Anion gap calculation for differential diagnosis of metabolic acidosis.
The anion gap is the difference between measured cations and anions in plasma. It reflects unmeasured anions (phosphates, sulfates, proteins, organic acids). Formula: AG = Na – (Cl + HCO3). Normal range – 8-12 mmol/L. With hypoalbuminemia an albumin-corrected value is used: AG corrected = AG + 2.5 × (4.4 – albumin g/dL). Clinical application. Differential diagnosis of metabolic acidosis.

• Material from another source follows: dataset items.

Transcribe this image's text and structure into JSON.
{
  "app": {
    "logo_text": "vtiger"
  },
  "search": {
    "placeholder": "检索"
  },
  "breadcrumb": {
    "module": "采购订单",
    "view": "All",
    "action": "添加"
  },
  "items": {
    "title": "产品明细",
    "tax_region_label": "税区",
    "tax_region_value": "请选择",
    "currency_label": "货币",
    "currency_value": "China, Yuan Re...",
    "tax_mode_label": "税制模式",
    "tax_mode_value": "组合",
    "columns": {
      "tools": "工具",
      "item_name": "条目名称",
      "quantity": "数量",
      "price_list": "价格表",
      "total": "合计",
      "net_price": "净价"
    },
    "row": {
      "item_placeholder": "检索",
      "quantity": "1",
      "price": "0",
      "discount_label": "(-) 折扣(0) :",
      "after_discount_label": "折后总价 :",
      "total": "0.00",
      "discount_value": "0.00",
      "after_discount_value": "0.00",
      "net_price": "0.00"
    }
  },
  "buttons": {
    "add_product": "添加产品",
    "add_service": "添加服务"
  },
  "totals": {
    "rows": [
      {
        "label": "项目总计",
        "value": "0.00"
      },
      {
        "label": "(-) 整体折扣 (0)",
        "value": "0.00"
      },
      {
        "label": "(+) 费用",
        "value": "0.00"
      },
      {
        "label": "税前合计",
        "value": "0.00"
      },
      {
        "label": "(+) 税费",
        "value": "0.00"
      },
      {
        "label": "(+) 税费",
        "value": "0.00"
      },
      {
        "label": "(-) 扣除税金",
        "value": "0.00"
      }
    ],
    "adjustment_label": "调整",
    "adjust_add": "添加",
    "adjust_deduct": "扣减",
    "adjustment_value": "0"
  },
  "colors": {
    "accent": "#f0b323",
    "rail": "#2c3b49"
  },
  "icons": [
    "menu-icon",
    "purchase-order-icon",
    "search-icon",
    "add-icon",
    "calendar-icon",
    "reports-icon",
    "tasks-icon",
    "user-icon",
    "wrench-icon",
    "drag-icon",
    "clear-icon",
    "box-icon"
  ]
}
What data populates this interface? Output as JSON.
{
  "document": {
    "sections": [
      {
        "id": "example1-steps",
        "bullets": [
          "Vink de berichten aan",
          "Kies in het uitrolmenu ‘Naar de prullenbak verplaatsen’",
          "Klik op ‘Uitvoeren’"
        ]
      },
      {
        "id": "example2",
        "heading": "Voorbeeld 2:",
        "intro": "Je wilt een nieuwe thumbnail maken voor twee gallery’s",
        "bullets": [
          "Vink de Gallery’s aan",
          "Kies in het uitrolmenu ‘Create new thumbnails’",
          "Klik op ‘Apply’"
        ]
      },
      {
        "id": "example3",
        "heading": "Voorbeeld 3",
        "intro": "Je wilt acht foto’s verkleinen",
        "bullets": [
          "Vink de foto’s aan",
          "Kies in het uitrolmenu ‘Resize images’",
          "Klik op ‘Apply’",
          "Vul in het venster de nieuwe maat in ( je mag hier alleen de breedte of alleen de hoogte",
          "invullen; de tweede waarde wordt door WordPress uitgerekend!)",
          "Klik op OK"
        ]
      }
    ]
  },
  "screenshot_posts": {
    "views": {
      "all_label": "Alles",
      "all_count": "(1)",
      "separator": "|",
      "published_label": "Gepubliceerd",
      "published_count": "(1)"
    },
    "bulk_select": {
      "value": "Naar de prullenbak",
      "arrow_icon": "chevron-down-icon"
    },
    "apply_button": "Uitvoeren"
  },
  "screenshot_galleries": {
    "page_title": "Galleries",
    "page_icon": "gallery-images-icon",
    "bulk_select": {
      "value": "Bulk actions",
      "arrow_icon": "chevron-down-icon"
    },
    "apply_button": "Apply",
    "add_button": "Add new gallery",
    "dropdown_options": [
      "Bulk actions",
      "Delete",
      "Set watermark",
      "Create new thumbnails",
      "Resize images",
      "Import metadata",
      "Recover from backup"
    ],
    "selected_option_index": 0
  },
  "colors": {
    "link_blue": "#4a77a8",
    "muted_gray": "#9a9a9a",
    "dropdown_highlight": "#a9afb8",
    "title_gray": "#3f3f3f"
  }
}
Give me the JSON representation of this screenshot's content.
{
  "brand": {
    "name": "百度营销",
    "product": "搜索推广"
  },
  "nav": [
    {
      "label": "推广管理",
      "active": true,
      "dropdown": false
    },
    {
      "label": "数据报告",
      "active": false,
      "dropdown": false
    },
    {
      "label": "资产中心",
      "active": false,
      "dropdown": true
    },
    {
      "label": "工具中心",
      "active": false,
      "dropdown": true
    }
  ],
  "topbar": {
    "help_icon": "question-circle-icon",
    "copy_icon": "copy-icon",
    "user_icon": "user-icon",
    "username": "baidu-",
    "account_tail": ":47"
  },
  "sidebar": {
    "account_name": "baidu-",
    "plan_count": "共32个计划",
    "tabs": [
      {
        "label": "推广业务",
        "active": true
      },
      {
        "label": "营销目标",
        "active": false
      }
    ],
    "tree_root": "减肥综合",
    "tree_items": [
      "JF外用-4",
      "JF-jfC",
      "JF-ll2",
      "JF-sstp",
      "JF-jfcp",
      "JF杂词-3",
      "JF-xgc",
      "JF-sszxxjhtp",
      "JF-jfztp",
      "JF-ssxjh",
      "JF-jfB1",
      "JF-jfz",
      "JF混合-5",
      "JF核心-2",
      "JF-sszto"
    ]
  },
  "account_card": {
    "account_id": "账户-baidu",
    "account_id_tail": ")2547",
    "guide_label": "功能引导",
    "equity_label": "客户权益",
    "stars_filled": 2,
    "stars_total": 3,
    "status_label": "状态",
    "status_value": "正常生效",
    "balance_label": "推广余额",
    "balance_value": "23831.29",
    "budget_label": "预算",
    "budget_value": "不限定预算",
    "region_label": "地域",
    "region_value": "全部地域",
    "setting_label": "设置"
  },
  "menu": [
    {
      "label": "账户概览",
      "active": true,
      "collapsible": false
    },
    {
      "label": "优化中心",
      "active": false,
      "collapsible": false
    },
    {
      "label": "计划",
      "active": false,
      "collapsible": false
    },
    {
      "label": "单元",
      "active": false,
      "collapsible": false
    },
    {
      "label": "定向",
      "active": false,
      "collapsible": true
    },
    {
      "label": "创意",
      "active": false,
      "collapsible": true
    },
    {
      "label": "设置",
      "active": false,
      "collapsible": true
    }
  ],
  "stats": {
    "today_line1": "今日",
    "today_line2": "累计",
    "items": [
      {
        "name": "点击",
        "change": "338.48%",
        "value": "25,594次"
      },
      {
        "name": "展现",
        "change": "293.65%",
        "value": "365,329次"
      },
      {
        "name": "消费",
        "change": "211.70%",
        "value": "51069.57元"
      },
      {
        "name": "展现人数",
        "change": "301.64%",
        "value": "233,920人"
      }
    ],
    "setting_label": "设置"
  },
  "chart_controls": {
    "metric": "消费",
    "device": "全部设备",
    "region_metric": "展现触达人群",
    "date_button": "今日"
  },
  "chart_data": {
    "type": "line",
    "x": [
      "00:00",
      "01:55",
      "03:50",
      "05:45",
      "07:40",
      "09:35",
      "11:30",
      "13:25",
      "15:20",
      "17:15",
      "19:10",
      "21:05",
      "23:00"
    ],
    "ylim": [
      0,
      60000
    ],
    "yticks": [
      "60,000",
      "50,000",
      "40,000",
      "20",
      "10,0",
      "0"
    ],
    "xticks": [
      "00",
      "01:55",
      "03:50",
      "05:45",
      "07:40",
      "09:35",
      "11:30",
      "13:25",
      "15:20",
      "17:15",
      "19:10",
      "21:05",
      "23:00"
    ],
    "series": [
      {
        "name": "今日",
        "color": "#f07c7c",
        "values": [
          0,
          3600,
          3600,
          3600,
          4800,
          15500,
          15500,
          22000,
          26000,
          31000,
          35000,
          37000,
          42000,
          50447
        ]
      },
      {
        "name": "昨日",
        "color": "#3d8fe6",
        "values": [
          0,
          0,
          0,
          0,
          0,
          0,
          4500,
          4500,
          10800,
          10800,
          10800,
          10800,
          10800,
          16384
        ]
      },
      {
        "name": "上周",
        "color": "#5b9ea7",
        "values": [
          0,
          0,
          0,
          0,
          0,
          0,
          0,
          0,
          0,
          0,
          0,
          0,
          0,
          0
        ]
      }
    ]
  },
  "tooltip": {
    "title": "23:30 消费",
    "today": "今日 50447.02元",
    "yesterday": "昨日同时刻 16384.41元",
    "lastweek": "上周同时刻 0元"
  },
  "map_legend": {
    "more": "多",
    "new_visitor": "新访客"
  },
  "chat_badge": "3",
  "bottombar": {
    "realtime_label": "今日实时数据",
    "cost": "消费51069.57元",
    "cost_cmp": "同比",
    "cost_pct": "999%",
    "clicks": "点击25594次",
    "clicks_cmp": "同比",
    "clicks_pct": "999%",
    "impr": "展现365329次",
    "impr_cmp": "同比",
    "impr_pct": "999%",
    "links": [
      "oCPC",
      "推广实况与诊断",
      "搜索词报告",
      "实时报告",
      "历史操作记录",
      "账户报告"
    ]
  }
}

Elevated AG (>12) – accumulation of unmeasured anions: lactic acidosis (sepsis, shock, metformin), ketoacidosis (diabetic, alcoholic, starvation), ethylene glycol, methanol, salicylate poisoning, uremia, rhabdomyolysis. Normal AG – bicarbonate loss: diarrhea, renal tubular acidosis, carbonic anhydrase inhibitors. Delta gap. For diagnosis of mixed acid-base disorders use delta-gap: (AG – 12) / (24 – HCO3). Around 1 – pure high AG acidosis. >2 – concurrent metabolic alkalosis. <0.4 – concurrent normal AG acidosis. Limitations. Lithium, bromide, iodide can falsely lower AG. Hypoalbuminemia drops baseline by about 2.5 mmol/L per 1 g/dL albumin deficit – without correction, true AG can be missed in septic and oncology patients.
Emmett M, Narins RG. Clinical use of the anion gap. Medicine (Baltimore). 1977;56(1):38-54.